Controversial opinions and conceptual limitations have also been raised about the NOVA classification, such that several national and international institutions have called on stakeholders not to use or critically reconsider the current classification and terminology [10,17].
In view of this, the objective of the present manuscript is to describe the protocol of a study that will aim to develop and validate an FFQ, which is based on food processing and specifically designed to estimate the UPF consumption and daily intake of macro- and micronutrients from the total diet, in the Italian adult population, starting from a critical reassessment of the NOVA classification and referring to previously validated tools.

2. Materials and Methods

2.1. Ethics and Study Design

This project was approved by Ethics Committee of the Italian National Institute of Health (approval n AOO 0040859 on 26 September 2024). This will be a multicenter study, promoted and conducted by the Italian National Institute of Health and the University of Udine, consisting of two consecutive phases:
  • A pilot study to evaluate the current food consumption of the target audience and test the face validity of the new FFQ;
  • A validation study to test the criterion validity and reproducibility of the new tool.

2.2. Population

This study will be conducted in selected workplaces (e.g., university, research institute) and will include the employees and students of the institutions involved. Participants will be healthy males and females aged ≥18 years, residing in Italy and with Italian citizenship.

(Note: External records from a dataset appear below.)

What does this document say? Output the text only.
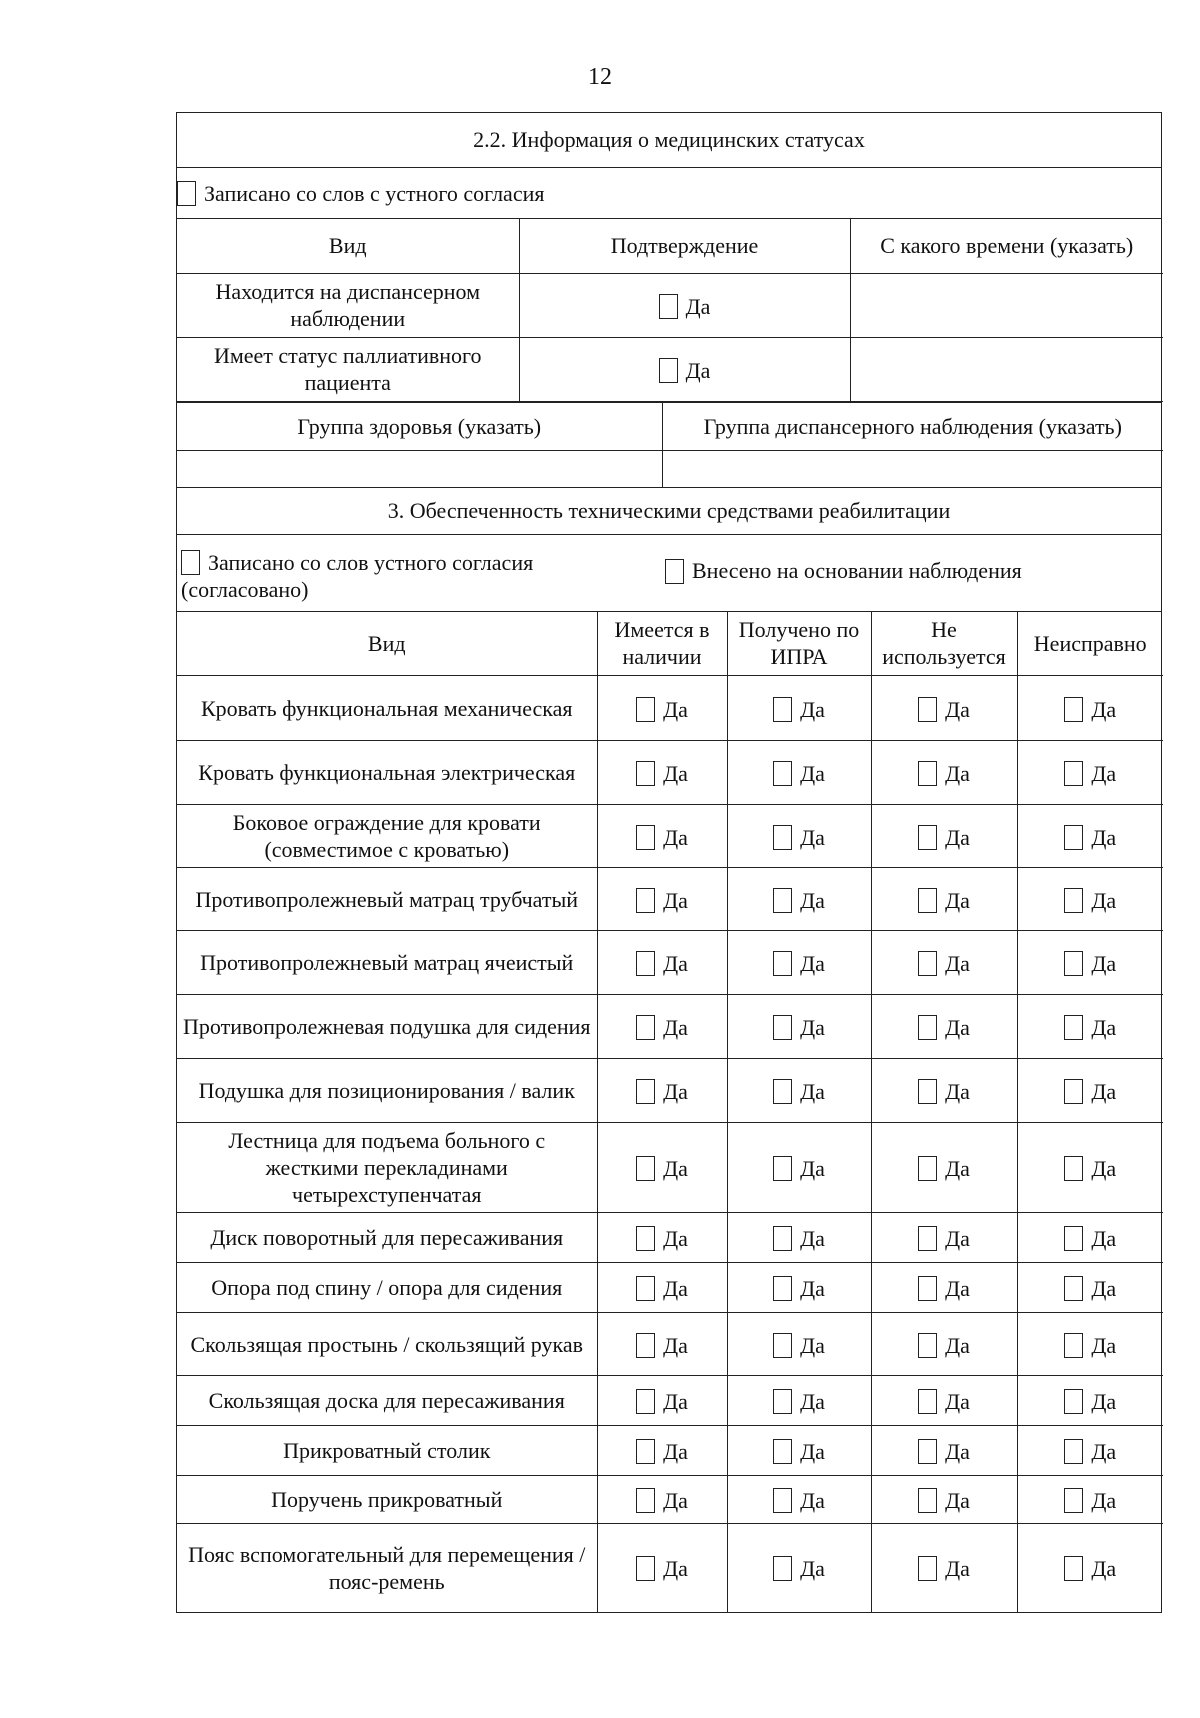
12
2.2. Информация о медицинских статусах
Записано со слов с устного согласия

Вид	Подтверждение	С какого времени (указать)
Находится на диспансерном наблюдении	Да	
Имеет статус паллиативного пациента	Да	

Группа здоровья (указать)	Группа диспансерного наблюдения (указать)

3. Обеспеченность техническими средствами реабилитации

Записано со слов устного согласия
(согласовано)
Внесено на основании наблюдения

Вид	Имеется в наличии	Получено по ИПРА	Не используется	Неисправно
Кровать функциональная механическая	Да	Да	Да	Да
Кровать функциональная электрическая	Да	Да	Да	Да
Боковое ограждение для кровати (совместимое с кроватью)	Да	Да	Да	Да
Противопролежневый матрац трубчатый	Да	Да	Да	Да
Противопролежневый матрац ячеистый	Да	Да	Да	Да
Противопролежневая подушка для сидения	Да	Да	Да	Да
Подушка для позиционирования / валик	Да	Да	Да	Да
Лестница для подъема больного с жесткими перекладинами четырехступенчатая	Да	Да	Да	Да
Диск поворотный для пересаживания	Да	Да	Да	Да
Опора под спину / опора для сидения	Да	Да	Да	Да
Скользящая простынь / скользящий рукав	Да	Да	Да	Да
Скользящая доска для пересаживания	Да	Да	Да	Да
Прикроватный столик	Да	Да	Да	Да
Поручень прикроватный	Да	Да	Да	Да
Пояс вспомогательный для перемещения / пояс-ремень	Да	Да	Да	Да
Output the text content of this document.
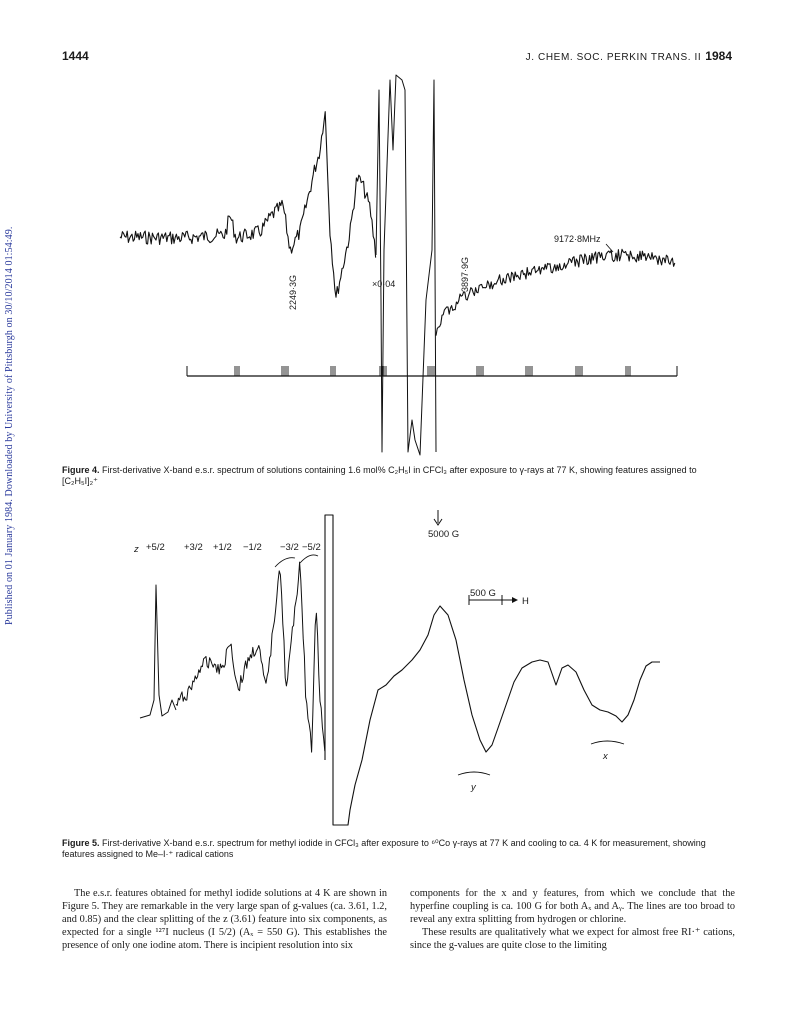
Published on 01 January 1984. Downloaded by University of Pittsburgh on 30/10/2014 01:54:49.
1444	J. CHEM. SOC. PERKIN TRANS. II 1984
2249·3G	×0·04	3897·9G
9172·8MHz
Figure 4. First-derivative X-band e.s.r. spectrum of solutions containing 1.6 mol% C₂H₅I in CFCl₃ after exposure to γ-rays at 77 K, showing features assigned to [C₂H₅I]₂⁺
5000 G
500 G
H
z +5/2 +3/2 +1/2 −1/2 −3/2 −5/2
y
x
Figure 5. First-derivative X-band e.s.r. spectrum for methyl iodide in CFCl₃ after exposure to ⁶⁰Co γ-rays at 77 K and cooling to ca. 4 K for measurement, showing features assigned to Me–I·⁺ radical cations

The e.s.r. features obtained for methyl iodide solutions at 4 K are shown in Figure 5. They are remarkable in the very large span of g-values (ca. 3.61, 1.2, and 0.85) and the clear splitting of the z (3.61) feature into six components, as expected for a single ¹²⁷I nucleus (I 5/2) (Aₓ = 550 G). This establishes the presence of only one iodine atom. There is incipient resolution into six

components for the x and y features, from which we conclude that the hyperfine coupling is ca. 100 G for both Aₓ and Aᵧ. The lines are too broad to reveal any extra splitting from hydrogen or chlorine.

These results are qualitatively what we expect for almost free RI·⁺ cations, since the g-values are quite close to the limiting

Individuals with at least one concomitant pathology (e.g., hypertension, diabetes, cardiovascular diseases, cancer), following one or more restrictive diets (e.g., gluten-free diet, hypocaloric diet), in specific physiological states (e.g., pregnancy, breastfeeding), not residing in Italy, and without Italian citizenship will be excluded. Participation, subject to informed consent, will be free and voluntary. The invitation letter will be disseminated via the mailing lists of the selected organizations. Participants will be invited to involve family members and acquaintances, aged ≥18 years, if interested and willing to take part in this project.
The initial phase of this study will involve the recruitment of a convenience sample of 20–50 participants from selected workplaces, which will not be included in phase 2.
In the second phase, a minimum of 436 individuals will be recruited. There is evidence that a sample size of 100–200 is reasonable for validation studies and that studies including 200–300 participants can provide informative data on questionnaire validity [19]. Based on this, the sample size was calculated by considering the drop-out rates of similar studies conducted previously (34%) [18,20] and the prevalence of overweight and obesity in the Italian adult population (44%) [21], in order to have a number of obese and overweight subjects to represent the distribution in the Italian population.

2.3. Definition of Modified NOVA Classification

The NOVA classification was chosen as the basis for this work as, of all existing systems, it is the most widely used in the literature and takes into account all four core themes of food processing mentioned above. At an early stage, a critical reassessment of the NOVA classification was carried out, which was necessary during the development of the questionnaire and subsequent analyses.
An in-depth study of the NOVA criteria and the limitations of this classification was conducted. It was observed that among the main criticalities of this classification is the fact that it is a qualitative system, which does not properly consider the level and degree of food processing [17]. The NOVA criteria do not make it an easy system to interpret and apply and do not allow for robust and functional food assignments [22]. In addition, the NOVA categories are broad, especially the UPF group, and capture a wide range of foods and beverages [10]. Based on these considerations, it was decided to propose a modification of the NOVA classification that would allow for a more precise categorization of food and beverages.
Recent studies suggest that a new classification system combining the level of processing and nutritional profile may be a valid alternative to existing methods [23,24,25]. In accordance with this evidence and other previously developed systems available in the literature [26], a modified version of the NOVA classification, called ‘modified NOVA’ (mNOVA), was developed. In the mNOVA, the groups 3 (processed foods) and 4 (UPFs) are in turn divided into two subgroups of foods (3a and 3b, 4a and 4b), based on the salt, sugar, and fat thresholds recommended by the Food Standard Agency (FSA) [27] (Figure 1).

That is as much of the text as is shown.